Shane Warne may have experienced a ‘metrosexual revolution’ of his own, writes The Mail,
‘But chaps, it seems, are now keener to follow the example set by Hugh Laurie and switch to the bearded and rugged look of his character in the hit television drama House. Coupled with the economic downturn, the move has taken its toll on the grooming industry, according to the latest research. In the past year, sales of hair styling products have dropped by almost 15 per cent, everyday fragrances are down 10 per cent and facial skincare by 1.8 per cent.’
This is a very complex and quite clever massage of what is really happening with masculinity at the moment.The media (and there are quite a few articles on this: e.g. here, here, here and here)
have conflated a combination of things:
They have highlighted how the recession is leading to less spending on most consumer goods e.g. grooming products. They have linked this to the current trend for what Mark Simpson calls ‘soho beards’ whereby men try and maintain a vestige of hirsute manliness amidst all their preening. See also: Tom Ford, Gerard Butler, Gay Ritchie, Brad Pitt, etc etc.

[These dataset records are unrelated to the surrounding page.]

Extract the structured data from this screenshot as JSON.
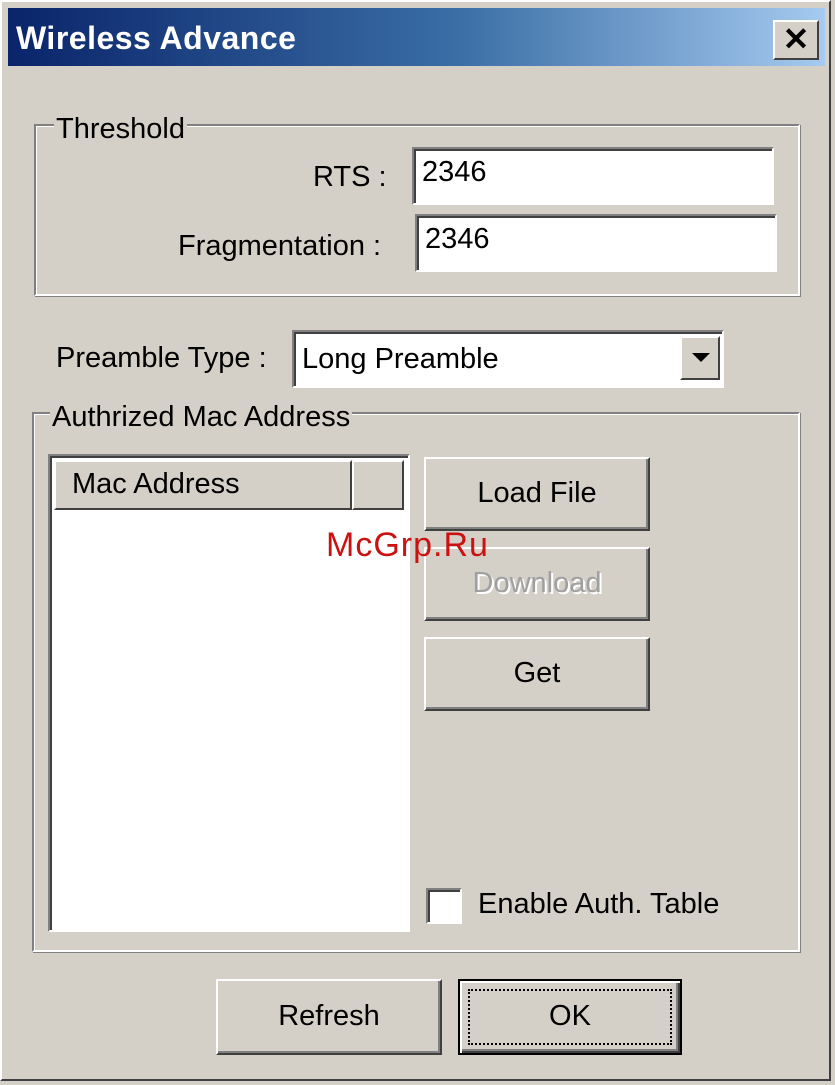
{
  "window": {
    "title": "Wireless Advance",
    "close_glyph": "✕",
    "close_icon": "close-icon"
  },
  "threshold": {
    "group_label": "Threshold",
    "rts_label": "RTS :",
    "rts_value": "2346",
    "fragmentation_label": "Fragmentation :",
    "fragmentation_value": "2346"
  },
  "preamble": {
    "label": "Preamble Type :",
    "selected": "Long Preamble",
    "arrow_icon": "chevron-down-icon"
  },
  "auth_mac": {
    "group_label": "Authrized Mac Address",
    "list": {
      "columns": [
        "Mac Address",
        ""
      ],
      "rows": []
    },
    "buttons": {
      "load_file": "Load File",
      "download": "Download",
      "get": "Get"
    },
    "enable_auth_table": {
      "label": "Enable Auth. Table",
      "checked": false
    }
  },
  "footer": {
    "refresh": "Refresh",
    "ok": "OK"
  },
  "watermark": "McGrp.Ru",
  "colors": {
    "title_gradient_start": "#0a246a",
    "title_gradient_end": "#a6caf0",
    "face": "#d4d0c8",
    "watermark": "#cc1111"
  }
}
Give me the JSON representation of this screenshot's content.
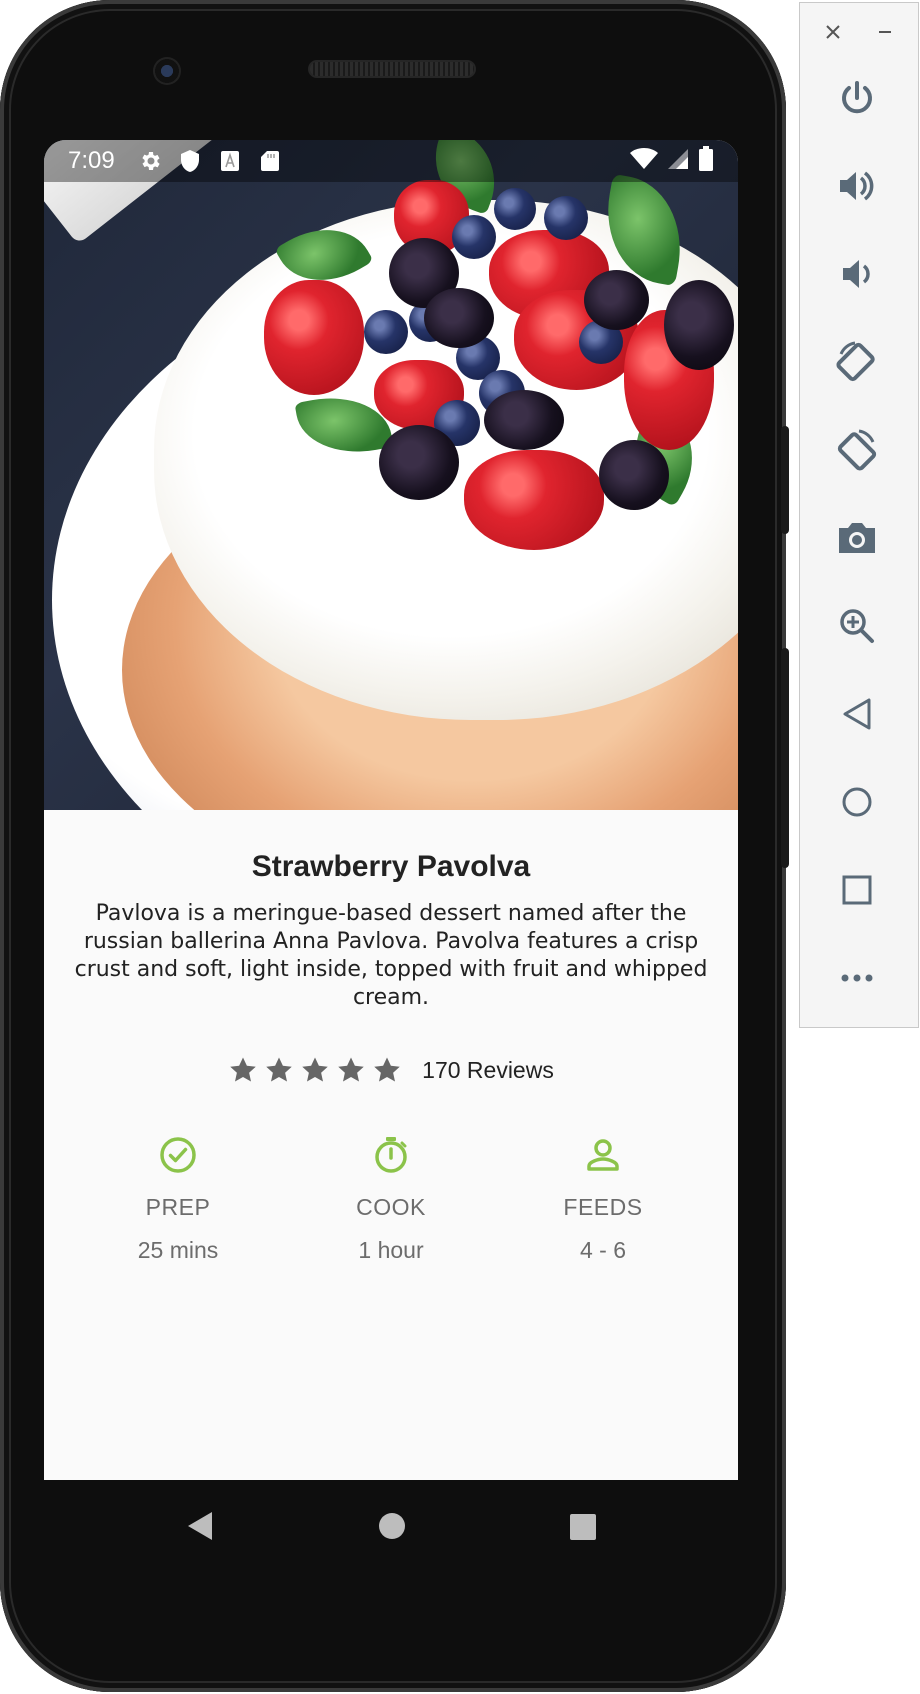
{
  "status_bar": {
    "time": "7:09",
    "left_icons": [
      "settings-icon",
      "shield-icon",
      "a-badge-icon",
      "sd-card-icon"
    ],
    "right_icons": [
      "wifi-icon",
      "signal-icon",
      "battery-icon"
    ]
  },
  "recipe": {
    "title": "Strawberry Pavolva",
    "description": "Pavlova is a meringue-based dessert named after the russian ballerina Anna Pavlova.  Pavolva features a crisp crust and soft, light inside, topped with fruit and whipped cream.",
    "rating": {
      "stars": 5,
      "max": 5,
      "reviews": "170 Reviews"
    },
    "stats": [
      {
        "icon": "check-circle-icon",
        "label": "PREP",
        "value": "25 mins"
      },
      {
        "icon": "stopwatch-icon",
        "label": "COOK",
        "value": "1 hour"
      },
      {
        "icon": "person-icon",
        "label": "FEEDS",
        "value": "4 - 6"
      }
    ]
  },
  "colors": {
    "accent_green": "#8bc34a",
    "star_gray": "#666666",
    "stat_text": "#6c6c6c",
    "screen_bg": "#fafafa"
  },
  "emulator_panel": {
    "controls": [
      "close-icon",
      "minimize-icon",
      "power-icon",
      "volume-up-icon",
      "volume-down-icon",
      "rotate-left-icon",
      "rotate-right-icon",
      "camera-icon",
      "zoom-icon",
      "back-icon",
      "home-icon",
      "overview-icon",
      "more-icon"
    ]
  }
}
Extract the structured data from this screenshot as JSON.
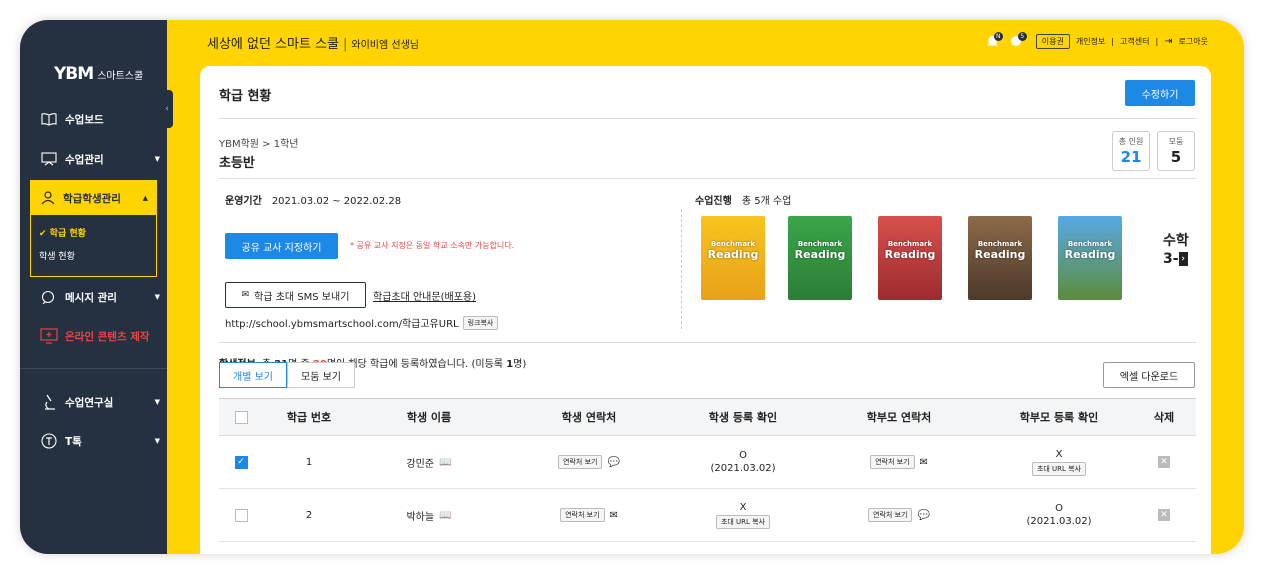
{
  "brand": {
    "logo_mark": "YBM",
    "logo_text": "스마트스쿨"
  },
  "sidebar": {
    "items": [
      {
        "label": "수업보드"
      },
      {
        "label": "수업관리",
        "arrow": "▼"
      },
      {
        "label": "학급학생관리",
        "arrow": "▲"
      },
      {
        "label": "메시지 관리",
        "arrow": "▼"
      },
      {
        "label": "온라인 콘텐츠 제작"
      },
      {
        "label": "수업연구실",
        "arrow": "▼"
      },
      {
        "label": "T톡",
        "arrow": "▼"
      }
    ],
    "sub_items": [
      {
        "label": "✔ 학급 현황"
      },
      {
        "label": "학생 현황"
      }
    ],
    "collapse": "‹"
  },
  "header": {
    "title": "세상에 없던 스마트 스쿨",
    "sep": "|",
    "teacher": "와이비엠 선생님",
    "badges": [
      "N",
      "5"
    ],
    "plan": "이용권",
    "links": [
      "개인정보",
      "고객센터"
    ],
    "logout": "로그아웃"
  },
  "page": {
    "title": "학급 현황",
    "edit_button": "수정하기"
  },
  "class": {
    "breadcrumb": "YBM학원 > 1학년",
    "name": "초등반",
    "total_label": "총 인원",
    "total": "21",
    "group_label": "모둠",
    "group": "5"
  },
  "period": {
    "label": "운영기간",
    "value": "2021.03.02 ~ 2022.02.28"
  },
  "share": {
    "button": "공유 교사 지정하기",
    "note": "* 공유 교사 지정은 동일 학교 소속만 가능합니다."
  },
  "invite": {
    "sms_button": "학급 초대 SMS 보내기",
    "notice_link": "학급초대 안내문(배포용)",
    "url": "http://school.ybmsmartschool.com/학급고유URL",
    "copy_button": "링크복사"
  },
  "progress": {
    "label": "수업진행",
    "value": "총 5개 수업",
    "books": [
      {
        "bm": "Benchmark",
        "rd": "Reading",
        "color": "#f2b31c"
      },
      {
        "bm": "Benchmark",
        "rd": "Reading",
        "color": "#3aa64a"
      },
      {
        "bm": "Benchmark",
        "rd": "Reading",
        "color": "#c8373a"
      },
      {
        "bm": "Benchmark",
        "rd": "Reading",
        "color": "#7a5a3c"
      },
      {
        "bm": "Benchmark",
        "rd": "Reading",
        "color": "#2f86c8"
      }
    ],
    "more_line1": "수학",
    "more_line2": "3-"
  },
  "students": {
    "label": "학생정보",
    "summary_pre": "총 ",
    "total": "21",
    "summary_mid1": "명 중 ",
    "registered": "20",
    "summary_mid2": "명이 해당 학급에 등록하였습니다. (미등록 ",
    "unregistered": "1",
    "summary_post": "명)"
  },
  "tabs": [
    "개별 보기",
    "모둠 보기"
  ],
  "excel_button": "엑셀 다운로드",
  "table": {
    "headers": [
      "학급 번호",
      "학생 이름",
      "학생 연락처",
      "학생 등록 확인",
      "학부모 연락처",
      "학부모 등록 확인",
      "삭제"
    ],
    "rows": [
      {
        "checked": true,
        "no": "1",
        "name": "강민준",
        "contact_btn": "연락처 보기",
        "reg_line1": "O",
        "reg_line2": "(2021.03.02)",
        "parent_btn": "연락처 보기",
        "preg_line1": "X",
        "preg_line2": "초대 URL 복사"
      },
      {
        "checked": false,
        "no": "2",
        "name": "박하늘",
        "contact_btn": "연락처 보기",
        "reg_line1": "X",
        "reg_line2": "초대 URL 복사",
        "parent_btn": "연락처 보기",
        "preg_line1": "O",
        "preg_line2": "(2021.03.02)"
      }
    ]
  }
}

Then articles such as the Mail one, have latched onto the continued need for people to claim the’death’ of the metrosexual and the reappearance of Real Men. Sometimes, in times of socio-economic uncertainty, the disappearance of the ‘Real Man’ is what people say is a key factor in the troubles. Even the riots in the UK have been blamed, in part, on the absence of male ‘role models’ for boys. So the ‘myth of real men’ goes deep. That it is linked to/contrasted with ‘metrosexuality’ shows that metrosexuality itself also goes much further than skin deep. That is why people feel threatened by it.
But you only need to look at the video at the top to see what a joke this ‘retrosexual’ menaissance is. Hugh Laurie, this ‘rugged’ model of traditional ‘retrosexual’ masculinity, is the new face of L’Oreal! You can’t get more metro than that, darlings!
And you only need to look at one of the huge numbers of ‘male grooming’ websites to see that men with beards spend as much time and money on ‘grooming’ as hairless wonders do. Maybe more. So the recession would not create more beards necessarily (maybe just itchier ones). And men’s desire for the ‘rugged’ look would not involve less ‘metrosexual’ preening. The new rugged look is a metrosexual phenomenon.
John Walsh at the Independent picks up on the ridiculousness of Hugh Laurie trading on his ‘unkempt’ image, especially in his role as Dr House, to be the ‘ambassador’ for male grooming products at l’oreal. But he weighs in with the ‘myth of real men’ argument, saying a ‘real man’ wouldn’t care about his appearance or what others thought of him at all. He also seems to suggest men aren’t investing in self-care (products) to the extent we know they are. Because sales may be falling briefly but the market in metro-products is still huge.
Men and women may have to tighten their belts, and keep an eye on their skincare and hairdressing budgets in the coming months/years, but metrosexuality is here to stay.